Thursday 11 January 2018

What Does France's President Want to Achieve in China?


What Does France's President Want to Achieve in China?
On the eve of President Macron’s visit to China, the relationship is caught between expectations and frustrations.

By Valérie Niquet
January 03, 2018
   
President Emmanuel Macron has chosen: He will go to China for his first visit to Asia. To those around him, who argue for a strengthening of ties between Paris and Beijing, it is an obvious choice.

China is the second largest economy in the world; its overwhelming “Belt and Road” project seems to offer unlimited opportunities. And of course, for France, which has the ambition to play a global role on the international scene, China seems to be the right partner: a nuclear power and permanent member of the United Nations Security Council, with a veto right that weighs on all major decisions. Moreover, for a French president who wants to assert himself as the antithesis, if not the equal of U.S. President Donald Trump, “mighty China” offers the opportunity to play that role.

Beijing knows all this, and needs allies to face an American power that, contrary to the initial hopes of the Chinese leadership, might be unpredictable but has not given up its engagement in Asia. And
not everyone in Paris appreciates the growing uneasiness and tensions in the region, far beyond the nuclear crisis in the Korean peninsula, around China’s future role. Confident in this lack of awareness, Chinese leaders look forward to a reception where flattering could win the support of a French president whose model is de Gaulle, and who hitherto has tended to focus — and know —
much more about Europe and its environment than about faraway Asia.

The ambition of the Chinese leadership is to persuade the French president to position himself on issues like North Korea as a “go-between,” defending “dialogue” against the more “aggressive”
posture of the United States, and to implicitly recognize by his choices the pre-eminence of China in the region. Macron may be all too ready to welcome that role.

Yet, everything might not be that simple in this first visit. Opportunities and commonalities do exist. However, mutual expectations are far from coinciding perfectly. And the frustrations that also
characterize the Sino-French relationship have not disappeared.

For Beijing, France is never better than when it confines itself to its role of “old friend of China.” This role should be that of the constant supporter of “multipolarism,” against the “hyperpuissance”
(a French concept) of the United States. This, without stressing the fact that, if China is favorable to the “democratization of international relations,” its only objectives are actually to increase its room for maneuver by driving a wedge between like-minded liberal democracies, and to establish itself as the uncontested leader of the Asian pole.

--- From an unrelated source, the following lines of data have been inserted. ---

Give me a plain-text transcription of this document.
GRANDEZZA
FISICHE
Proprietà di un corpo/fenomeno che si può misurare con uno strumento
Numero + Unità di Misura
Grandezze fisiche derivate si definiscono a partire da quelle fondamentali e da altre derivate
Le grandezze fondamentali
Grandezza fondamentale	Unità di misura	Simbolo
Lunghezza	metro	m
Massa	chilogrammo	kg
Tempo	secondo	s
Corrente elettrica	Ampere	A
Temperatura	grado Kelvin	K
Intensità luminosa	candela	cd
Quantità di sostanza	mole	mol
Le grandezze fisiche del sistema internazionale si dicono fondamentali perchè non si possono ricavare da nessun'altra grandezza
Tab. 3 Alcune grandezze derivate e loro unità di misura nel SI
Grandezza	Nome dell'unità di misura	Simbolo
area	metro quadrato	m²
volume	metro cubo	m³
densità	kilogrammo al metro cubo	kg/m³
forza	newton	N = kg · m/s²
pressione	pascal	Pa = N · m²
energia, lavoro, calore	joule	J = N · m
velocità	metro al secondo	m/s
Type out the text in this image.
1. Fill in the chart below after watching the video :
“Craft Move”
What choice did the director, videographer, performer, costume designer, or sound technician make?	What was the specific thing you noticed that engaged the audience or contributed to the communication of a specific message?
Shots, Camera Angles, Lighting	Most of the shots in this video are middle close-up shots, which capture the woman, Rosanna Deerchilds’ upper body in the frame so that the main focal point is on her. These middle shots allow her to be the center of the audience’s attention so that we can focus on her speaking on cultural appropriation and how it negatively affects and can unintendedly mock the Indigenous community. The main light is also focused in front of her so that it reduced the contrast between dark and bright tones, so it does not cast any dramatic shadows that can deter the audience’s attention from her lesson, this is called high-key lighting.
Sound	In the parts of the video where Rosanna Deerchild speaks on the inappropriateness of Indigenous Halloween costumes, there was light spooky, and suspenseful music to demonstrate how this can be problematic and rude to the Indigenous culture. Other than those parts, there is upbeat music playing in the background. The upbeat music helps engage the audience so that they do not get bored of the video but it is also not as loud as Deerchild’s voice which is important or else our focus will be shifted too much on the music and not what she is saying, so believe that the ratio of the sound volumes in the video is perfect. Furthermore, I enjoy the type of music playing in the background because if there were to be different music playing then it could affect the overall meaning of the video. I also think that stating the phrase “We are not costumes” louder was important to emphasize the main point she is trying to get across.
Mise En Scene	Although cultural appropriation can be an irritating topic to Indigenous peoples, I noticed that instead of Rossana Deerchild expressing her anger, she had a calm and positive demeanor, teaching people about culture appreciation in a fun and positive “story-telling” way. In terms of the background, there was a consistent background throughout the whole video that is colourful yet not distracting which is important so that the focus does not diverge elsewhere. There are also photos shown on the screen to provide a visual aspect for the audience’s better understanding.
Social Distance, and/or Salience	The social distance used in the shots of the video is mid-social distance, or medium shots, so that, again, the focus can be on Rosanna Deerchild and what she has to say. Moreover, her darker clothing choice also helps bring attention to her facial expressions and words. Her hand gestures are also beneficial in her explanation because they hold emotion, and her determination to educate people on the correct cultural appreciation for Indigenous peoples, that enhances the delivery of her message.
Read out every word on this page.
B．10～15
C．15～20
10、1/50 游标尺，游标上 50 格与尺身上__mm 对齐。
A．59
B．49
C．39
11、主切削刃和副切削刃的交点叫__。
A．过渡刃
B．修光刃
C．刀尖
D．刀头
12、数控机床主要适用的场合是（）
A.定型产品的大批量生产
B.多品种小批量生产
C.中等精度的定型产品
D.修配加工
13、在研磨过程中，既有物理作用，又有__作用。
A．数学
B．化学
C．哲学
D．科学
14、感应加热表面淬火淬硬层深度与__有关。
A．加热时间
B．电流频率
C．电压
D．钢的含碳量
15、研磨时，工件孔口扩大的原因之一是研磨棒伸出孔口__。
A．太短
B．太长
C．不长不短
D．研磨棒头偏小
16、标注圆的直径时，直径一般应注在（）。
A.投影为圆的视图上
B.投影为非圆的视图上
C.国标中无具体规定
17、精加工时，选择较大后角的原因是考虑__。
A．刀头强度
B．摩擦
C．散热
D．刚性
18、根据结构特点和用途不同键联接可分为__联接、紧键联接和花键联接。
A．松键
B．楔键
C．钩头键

This ambition however, does not correspond to the evolution of the contemporary world. It cannot serve the interests of France in an area where the will to find support against a destabilizing and too
assertive Chinese power is the common point of all of Beijing’s neighbors. In other words, for Paris, which indeed is not an irrelevant player in the region, the question of “siding” with or against China,
and its strategic and economic consequences, cannot be avoided.

France is the only European country with direct territorial interests in the Asia-Pacific. By multiplying military cooperation deals, with Australia, Indonesia, or India for example, or maybe tomorrow with Japan, France also plays a major role in defense capacity building in the region. As such, and because of its position in a post-Brexit European Union, and at the UN, what France does is of interest to countries whose primary strategic objective is to balance a Chinese power obsessed by its own strategy of “rejuvenation” through assertiveness.

The second factor of frustration, of which the French president seems much more conscious as it directly relates to France socio-economic issues, is that of the persistent lack of balance in economic
relations and trade. China may be perceived as an economic superpower; however, it still needs high growth to try to preserve political stability. Beijing is not ready to give up any export market, nor
any strategy of division between individual members of the European Union to gain better access to benefits.

In terms of investments, the PRC, whose party-state has the capacity to act without checks – contrary to norms-abiding democratic governments – is also ready to seize all opportunities that can feed
its own development, particularly in advanced technologies, at the fringe of the civilian and the military.

Faced with these undisguised ambitions, Macron is the first to plead with such clarity for more reciprocity, and France supports the strengthening of regulations for Chinese investments in sensitive
sectors. Similarly, with regard to the Belt and Road Initiative, the flagship project of President Xi Jinping to achieve his “China dream,” France remains cautious and aware of its many financial and
governance pitfalls.

Beijing – as with any other partners – would like the Franco-Chinese relationship to be entirely at the service of its own priorities. On the contrary, the strategic and economic interests of France in Asia
are multiple and cannot be limited to an exclusive partnership with the People’s Republic of China. The successes of the new French presidency’s “Asian policy” will be appreciated only in light of the
capacity that Paris will demonstrate — by concrete actions — to maintain a necessary balance between the powers of the region.

Valérie Niquet is a senior visiting fellow at the Japan Institute of International Affairs and head of the Asia department at FRS (Fondation pour la Recherche Stratégique), Paris.